Elle a parlé pour entendre qui vendait de la drogue à son fils. Il est difficile de dormir avec cette connaissance. Snodgrass dit qu’elle n’est pas sur le point de faire quoi que ce soit d’illégal. Non pas qu’elle n’y ait pas pensé.

« Je pleurerai plus tard »

Pour l’instant, Snodgrass a décidé que raconter l’histoire est ce qu’elle fait. Le plus à temps plein possible. Elle imagine que si Bruce avait vécu, il aurait peut-être fini par travailler comme guide en milieu sauvage. Ou mûrir en une personne vivant heureuse hors de la grille quelque part en dehors de Talkeetna.
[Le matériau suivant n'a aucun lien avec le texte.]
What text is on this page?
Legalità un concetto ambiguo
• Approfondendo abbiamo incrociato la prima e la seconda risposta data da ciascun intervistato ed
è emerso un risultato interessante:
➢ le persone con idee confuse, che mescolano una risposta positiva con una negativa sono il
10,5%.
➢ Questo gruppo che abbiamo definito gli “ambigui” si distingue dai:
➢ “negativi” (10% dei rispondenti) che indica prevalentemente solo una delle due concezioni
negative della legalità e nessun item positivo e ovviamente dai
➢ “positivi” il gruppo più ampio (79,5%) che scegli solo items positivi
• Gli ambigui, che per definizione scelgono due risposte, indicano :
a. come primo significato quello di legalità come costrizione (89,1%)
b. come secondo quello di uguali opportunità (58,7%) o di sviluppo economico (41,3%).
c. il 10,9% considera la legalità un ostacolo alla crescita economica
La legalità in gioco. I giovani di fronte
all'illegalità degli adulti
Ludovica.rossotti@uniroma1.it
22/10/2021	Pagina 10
Elle ne le saura jamais.

Au lieu de cela, Snodgrass se réveille, passe ses appels, lui envoie des e-mails et se maquille pour la prochaine apparition à la télévision. Le maquillage aide à décourager les pleurs devant la caméra, et c’est une chose qui la distingue de certaines des autres « mamans au fentanyl » – son terme pour les autres parents qui ont perdu des enfants à cause de la drogue. Elle peut généralement traverser son histoire sans s’effondrer. C’est un véhicule pour l’amener là où elle va : une loi, un avertissement, quelque chose qui arrêtera l’accumulation des morts.

Si une mère en deuil ne peut pas faire écouter les gens, qui le peut ?

« Je pleurerai plus tard », dit-elle.